Des appuis désormais décentralisés

Parmi les réformes engagées figure la décentralisation de l’accompagnement public des pêcheurs. Jusqu’alors concentré à Kinshasa, l’appui de l’État a été étendu aux provinces, avec la distribution de matériels de pêche et l’organisation des pêcheurs et des mareyeuses en unions et communautés. Leur identification doit également permettre un meilleur encadrement des bénéficiaires et une gouvernance plus efficace du secteur.

Cette politique s’accompagne d’un renforcement de la lutte contre les pratiques destructrices des ressources aquatiques. « La pêche illicite, c’est la pêche qui tue la pêche », a martelé Jean-Pierre Tshimanga Bwana, dénonçant notamment l’usage de moustiquaires et de produits toxiques qui fragilisent les écosystèmes et menacent le renouvellement des espèces.

Un cadre juridique et technique renforcé

Pour combattre ces pratiques, les communautés sont sensibilisées au respect des calendriers de pêche et des règles en vigueur. La remise des équipements est également liée à l’observation des bonnes pratiques.

Sur le plan institutionnel, le ministre cite la contractualisation avec l’Office national de la pêche et de la conchyliculture du Maroc, destinée à apporter une expertise technique au secteur.
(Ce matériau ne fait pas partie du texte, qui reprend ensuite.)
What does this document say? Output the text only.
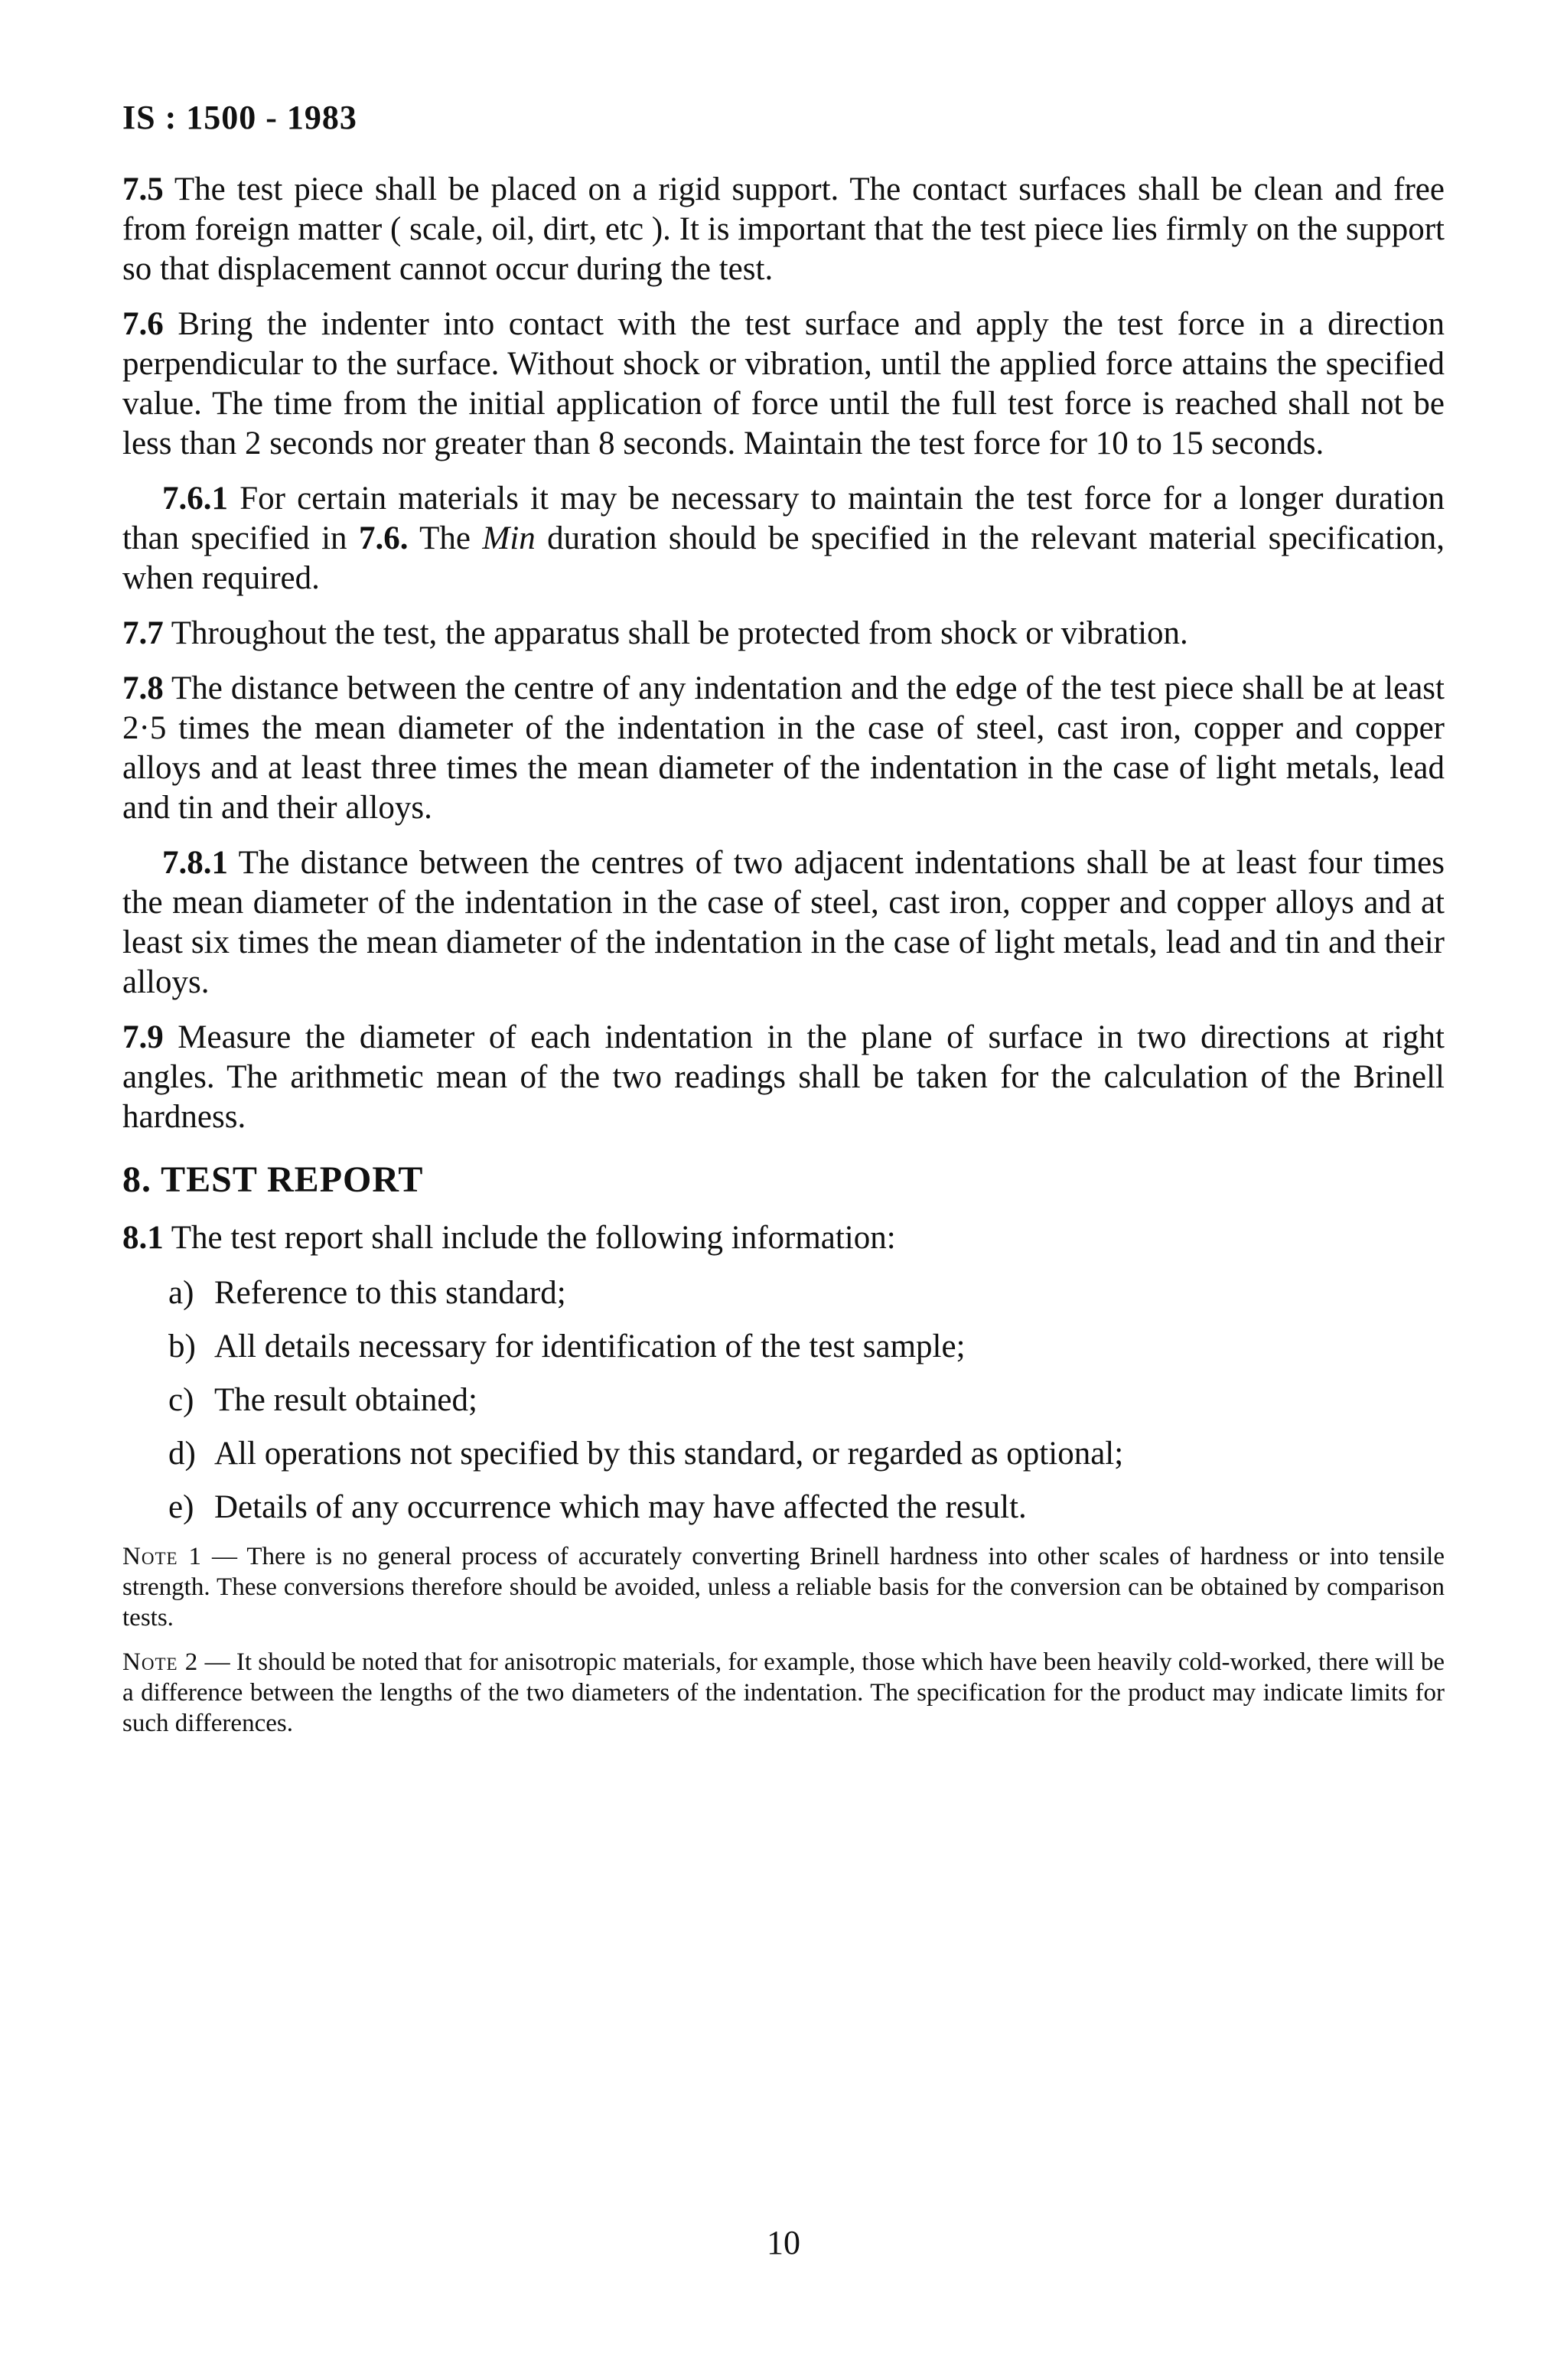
IS : 1500 - 1983

7.5 The test piece shall be placed on a rigid support. The contact surfaces shall be clean and free from foreign matter ( scale, oil, dirt, etc ). It is important that the test piece lies firmly on the support so that displacement cannot occur during the test.

7.6 Bring the indenter into contact with the test surface and apply the test force in a direction perpendicular to the surface. Without shock or vibration, until the applied force attains the specified value. The time from the initial application of force until the full test force is reached shall not be less than 2 seconds nor greater than 8 seconds. Maintain the test force for 10 to 15 seconds.

7.6.1 For certain materials it may be necessary to maintain the test force for a longer duration than specified in 7.6. The Min duration should be specified in the relevant material specification, when required.

7.7 Throughout the test, the apparatus shall be protected from shock or vibration.

7.8 The distance between the centre of any indentation and the edge of the test piece shall be at least 2·5 times the mean diameter of the indentation in the case of steel, cast iron, copper and copper alloys and at least three times the mean diameter of the indentation in the case of light metals, lead and tin and their alloys.

7.8.1 The distance between the centres of two adjacent indentations shall be at least four times the mean diameter of the indentation in the case of steel, cast iron, copper and copper alloys and at least six times the mean diameter of the indentation in the case of light metals, lead and tin and their alloys.

7.9 Measure the diameter of each indentation in the plane of surface in two directions at right angles. The arithmetic mean of the two readings shall be taken for the calculation of the Brinell hardness.

8. TEST REPORT

8.1 The test report shall include the following information:

a) Reference to this standard;
b) All details necessary for identification of the test sample;
c) The result obtained;
d) All operations not specified by this standard, or regarded as optional;
e) Details of any occurrence which may have affected the result.

Note 1 — There is no general process of accurately converting Brinell hardness into other scales of hardness or into tensile strength. These conversions therefore should be avoided, unless a reliable basis for the conversion can be obtained by comparison tests.

Note 2 — It should be noted that for anisotropic materials, for example, those which have been heavily cold-worked, there will be a difference between the lengths of the two diameters of the indentation. The specification for the product may indicate limits for such differences.

10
Il met aussi en avant l’adoption de la loi sur la pêche et l’aquaculture, présentée comme un nouvel instrument pour mieux organiser et développer la filière.

La pisciculture constitue un autre levier. L’État accompagne les producteurs et travaille à leur identification et leur enregistrement, en collaboration avec les ministères du Budget et des Finances, afin d’améliorer le suivi des appuis publics et d’accroître la production nationale.

Relancer les capacités de production

Concernant les bateaux de pêche, Jean-Pierre Tshimanga Bwana précise avoir hérité d’un projet engagé avant son arrivée au ministère, avec des commandes passées en Espagne et en Égypte. Des discussions sont en cours avec le partenaire pour relancer le projet sur des bases techniques et financières adaptées aux différentes zones de pêche.

« Nous devons travailler ensemble pour produire suffisamment afin de nourrir les Congolais et réduire notre dépendance aux importations de poissons », a-t-il soutenu.

Le ministre mise enfin sur la coordination avec l’Agriculture et le Développement rural pour développer les bassins de production, améliorer les infrastructures de desserte et consolider les chaînes de valeur agroalimentaires. Avec l’appui de partenaires, dont la Banque mondiale, cette approche entend inscrire la pêche, l’élevage et la pisciculture au cœur de la stratégie de sécurité alimentaire et de développement rural.